The REAL Feedback Experts in Your Building


One of my best buds is a brilliant Canadian elementary school teacher named Diana Williams.  She's this super motivated, talented woman who finds great ideas and then runs with them -- challenging both her own practice and the practice of others along the way.

Recently, Diana has been tinkering a bit with the feedback practices that I've been pushing here on the Radical -- and while chaperoning a school band trip to an out-of-town performance, she had a Eureka moment:

(click here to view image credits and download on Flickr)


Slide - Rehersals as Feedback

 

Diana's right, isn't she?  There ARE places in our schools where high-quality feedback is the norm rather than the exception to the rule.  

In fact, every art teacher, chorus teacher, band director and coach in your building knows just how to turn feedback into detective work for their students.  After all, they've spent their lives polishing and perfecting knowledge and skills in performance-based fields.  As Diana -- who was a musician before ever becoming a teacher -- explains:

In my own training I had this immediate feedback/application cycle and the thinking skills that are inherit in that process/feedback modeled for and with me and practiced until it became unconscious muscle memory.

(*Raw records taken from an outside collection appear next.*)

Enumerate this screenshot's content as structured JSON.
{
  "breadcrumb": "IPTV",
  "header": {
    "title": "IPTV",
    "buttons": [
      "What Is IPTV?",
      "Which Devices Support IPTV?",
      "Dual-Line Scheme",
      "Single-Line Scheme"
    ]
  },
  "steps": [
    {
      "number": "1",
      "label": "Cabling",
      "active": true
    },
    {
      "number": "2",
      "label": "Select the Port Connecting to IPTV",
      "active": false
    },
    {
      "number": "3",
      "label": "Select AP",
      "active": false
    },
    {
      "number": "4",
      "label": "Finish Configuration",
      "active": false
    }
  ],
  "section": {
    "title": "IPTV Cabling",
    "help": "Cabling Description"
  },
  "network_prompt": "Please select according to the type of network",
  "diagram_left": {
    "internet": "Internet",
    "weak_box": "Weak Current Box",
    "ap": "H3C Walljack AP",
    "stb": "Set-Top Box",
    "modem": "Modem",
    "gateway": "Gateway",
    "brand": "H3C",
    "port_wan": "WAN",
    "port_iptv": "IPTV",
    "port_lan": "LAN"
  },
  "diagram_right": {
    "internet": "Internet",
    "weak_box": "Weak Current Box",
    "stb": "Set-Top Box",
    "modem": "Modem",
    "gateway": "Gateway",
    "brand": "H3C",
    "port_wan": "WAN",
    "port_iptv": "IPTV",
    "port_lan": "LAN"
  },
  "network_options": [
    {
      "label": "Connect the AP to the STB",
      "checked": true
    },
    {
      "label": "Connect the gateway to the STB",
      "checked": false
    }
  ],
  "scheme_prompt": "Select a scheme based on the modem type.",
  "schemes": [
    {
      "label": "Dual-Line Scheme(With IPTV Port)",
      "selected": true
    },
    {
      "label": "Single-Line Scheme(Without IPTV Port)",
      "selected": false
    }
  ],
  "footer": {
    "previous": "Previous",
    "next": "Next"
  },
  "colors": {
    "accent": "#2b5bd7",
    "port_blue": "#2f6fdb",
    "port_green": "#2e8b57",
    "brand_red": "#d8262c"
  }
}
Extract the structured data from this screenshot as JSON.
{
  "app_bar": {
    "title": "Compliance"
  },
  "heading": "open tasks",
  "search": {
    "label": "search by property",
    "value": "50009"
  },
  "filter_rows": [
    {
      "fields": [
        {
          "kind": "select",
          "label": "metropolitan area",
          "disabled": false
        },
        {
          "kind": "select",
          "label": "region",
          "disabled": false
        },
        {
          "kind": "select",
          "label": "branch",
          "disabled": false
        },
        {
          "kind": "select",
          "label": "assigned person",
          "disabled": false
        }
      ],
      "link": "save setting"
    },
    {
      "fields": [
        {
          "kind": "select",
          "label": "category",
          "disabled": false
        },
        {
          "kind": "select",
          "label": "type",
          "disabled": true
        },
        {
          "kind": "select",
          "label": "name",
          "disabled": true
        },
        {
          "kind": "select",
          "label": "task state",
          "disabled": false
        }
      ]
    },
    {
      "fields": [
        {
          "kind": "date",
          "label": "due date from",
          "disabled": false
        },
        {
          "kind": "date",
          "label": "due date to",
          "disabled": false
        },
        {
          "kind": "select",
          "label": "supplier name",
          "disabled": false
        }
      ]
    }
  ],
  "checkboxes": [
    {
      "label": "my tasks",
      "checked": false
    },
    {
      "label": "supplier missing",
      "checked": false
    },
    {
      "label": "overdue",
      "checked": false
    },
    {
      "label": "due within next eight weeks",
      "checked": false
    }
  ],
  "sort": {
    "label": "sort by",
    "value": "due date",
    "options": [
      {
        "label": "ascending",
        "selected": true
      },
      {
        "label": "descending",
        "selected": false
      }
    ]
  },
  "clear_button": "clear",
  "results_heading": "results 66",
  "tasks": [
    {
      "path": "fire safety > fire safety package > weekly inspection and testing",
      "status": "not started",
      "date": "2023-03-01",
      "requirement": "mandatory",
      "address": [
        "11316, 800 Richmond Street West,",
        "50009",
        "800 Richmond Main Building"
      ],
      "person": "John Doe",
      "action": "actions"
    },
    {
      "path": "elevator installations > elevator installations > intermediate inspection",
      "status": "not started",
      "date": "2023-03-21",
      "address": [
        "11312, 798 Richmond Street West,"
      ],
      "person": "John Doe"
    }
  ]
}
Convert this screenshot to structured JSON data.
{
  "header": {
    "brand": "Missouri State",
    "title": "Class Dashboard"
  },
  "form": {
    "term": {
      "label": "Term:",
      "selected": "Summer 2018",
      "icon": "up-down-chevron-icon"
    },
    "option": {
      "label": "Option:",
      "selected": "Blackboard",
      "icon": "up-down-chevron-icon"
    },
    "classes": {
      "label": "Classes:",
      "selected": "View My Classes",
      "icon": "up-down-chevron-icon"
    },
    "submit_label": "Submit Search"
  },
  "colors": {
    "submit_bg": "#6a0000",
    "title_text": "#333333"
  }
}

That's true for your softball coach too, guys.  And for your carpentry teacher and your auto mechanics instructor, your drama director, your family and consumer science teacher, and your dance instructor.  They are all highly trained experts with first-hand experience with the kind of feedback/application cycle that Diana describes.

That also means every experience that your students have had in classes beyond the core curriculum has probably been FULL of examples of high quality feedback.

They've already learned to set goals and measure their progress against examples of excellence.  They've already started identifying areas of personal strength and weakness -- and they've already felt the satisfaction that comes from discovering that forward progress IS possible.

THAT's why kids dig electives more than any other part of their day.  It's the ONE place where they can see evidence of their own improvement on a moment by moment basis.  And THAT's why we need to push against cheap attempts to cut "the specials" from our school days in order to save cash and/or prioritize "academics."

The simple truth is that learning to receive and react to feedback -- a skill that has natural connections to classes outside of the "core" curriculum -- may be the most important academic skill that students ever learn.